New clashes between Washington and Tehran have sparked sharp bouts of volatility in oil prices and the bond market. Analysts worry that higher energy prices could push up inflation, and potentially lead the Fed to raise rates this year. And while strong earnings have been a key pillar for the stock rally, some fret that a prolonged war could erode future results.

Teal says that his firm has increased its exposure to sectors such as financials, healthcare and consumer staples in recent months, in part due to concerns that the market's gains are overly concentrated in AI companies.

Some worry that investors have been overly bullish. The ratio of put options relative to call options tied to stocks recently hit their lowest level outside of the 2021 meme stock frenzy and the tech bubble in the late-1990s, according to Cboe Global Markets data. Lower demands for puts compared to calls usually signals bullishness among traders. Put options give the right to sell shares at a set price, while calls confer the right to buy.

The stock fervor has helped drive shares to historically expensive levels. Stocks in the S&P 500 recently traded at 21 times expected earnings over the next 12 months, above their 10-year average of 19 times, according to FactSet.

To be sure, stocks have recovered quickly from an array of challenges in recent years, from the launch of China's DeepSeek AI model to tariff whiplash to jitters in private credit. The U.S. economy remains on solid footing. The labor market added 172,000 jobs in May, according to the Labor Department, blowing past the 80,000 jobs that analysts polled by The Wall Street Journal had projected.

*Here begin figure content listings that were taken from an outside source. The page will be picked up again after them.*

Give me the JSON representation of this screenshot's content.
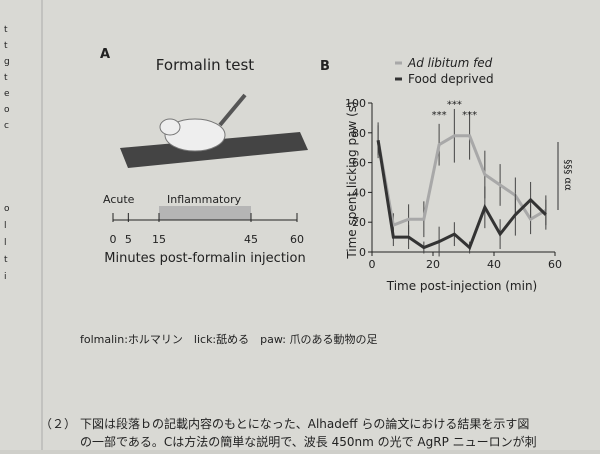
{
  "margin_letters": [
    "t",
    "t",
    "g",
    "t",
    "e",
    "o",
    "c",
    "o",
    "l",
    "l",
    "t",
    "i"
  ],
  "panel_a": {
    "label": "A",
    "title": "Formalin test",
    "phases": [
      "Acute",
      "Inflammatory"
    ],
    "timeline_ticks": [
      0,
      5,
      15,
      45,
      60
    ],
    "xlabel": "Minutes post-formalin injection"
  },
  "chart_data": {
    "type": "line",
    "panel_label": "B",
    "xlabel": "Time post-injection (min)",
    "ylabel": "Time spent licking paw (s)",
    "xlim": [
      0,
      60
    ],
    "xticks": [
      0,
      20,
      40,
      60
    ],
    "ylim": [
      0,
      100
    ],
    "yticks": [
      0,
      20,
      40,
      60,
      80,
      100
    ],
    "series": [
      {
        "name": "Ad libitum fed",
        "color": "#a8a8a8",
        "x": [
          2,
          7,
          12,
          17,
          22,
          27,
          32,
          37,
          42,
          47,
          52,
          57
        ],
        "values": [
          75,
          18,
          22,
          22,
          72,
          78,
          78,
          52,
          45,
          38,
          22,
          28
        ],
        "errors": [
          12,
          8,
          10,
          12,
          14,
          18,
          16,
          16,
          14,
          12,
          10,
          10
        ]
      },
      {
        "name": "Food deprived",
        "color": "#333333",
        "x": [
          2,
          7,
          12,
          17,
          22,
          27,
          32,
          37,
          42,
          47,
          52,
          57
        ],
        "values": [
          75,
          10,
          10,
          3,
          7,
          12,
          3,
          30,
          12,
          25,
          35,
          25
        ],
        "errors": [
          10,
          6,
          8,
          4,
          10,
          8,
          4,
          14,
          10,
          14,
          12,
          10
        ]
      }
    ],
    "annotations": [
      {
        "x": 22,
        "y": 90,
        "text": "***"
      },
      {
        "x": 27,
        "y": 97,
        "text": "***"
      },
      {
        "x": 32,
        "y": 90,
        "text": "***"
      }
    ],
    "side_annotation": "§§§ αα"
  },
  "gloss": "folmalin:ホルマリン　lick:舐める　paw: 爪のある動物の足",
  "question": {
    "number": "（２）",
    "lines": [
      "下図は段落ｂの記載内容のもとになった、Alhadeff らの論文における結果を示す図",
      "の一部である。Cは方法の簡単な説明で、波長 450nm の光で AgRP ニューロンが刺"
    ]
  }
}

And while the lion's share of earnings growth is from big tech companies, they aren't the only ones posting solid results. Around 85% of companies in the S&P 500 that have reported results beat first-quarter earnings expectations, above the 10-year average of 76%, according to FactSet. That is on pace to be the highest percentage since 2021.

Some analysts expect that trend to continue.

"Once we move past the geopolitical shock, I think that's going to be the catalyst enabling that broadening to resume," said Angelo Kourkafas, senior global investment strategist at Edward Jones.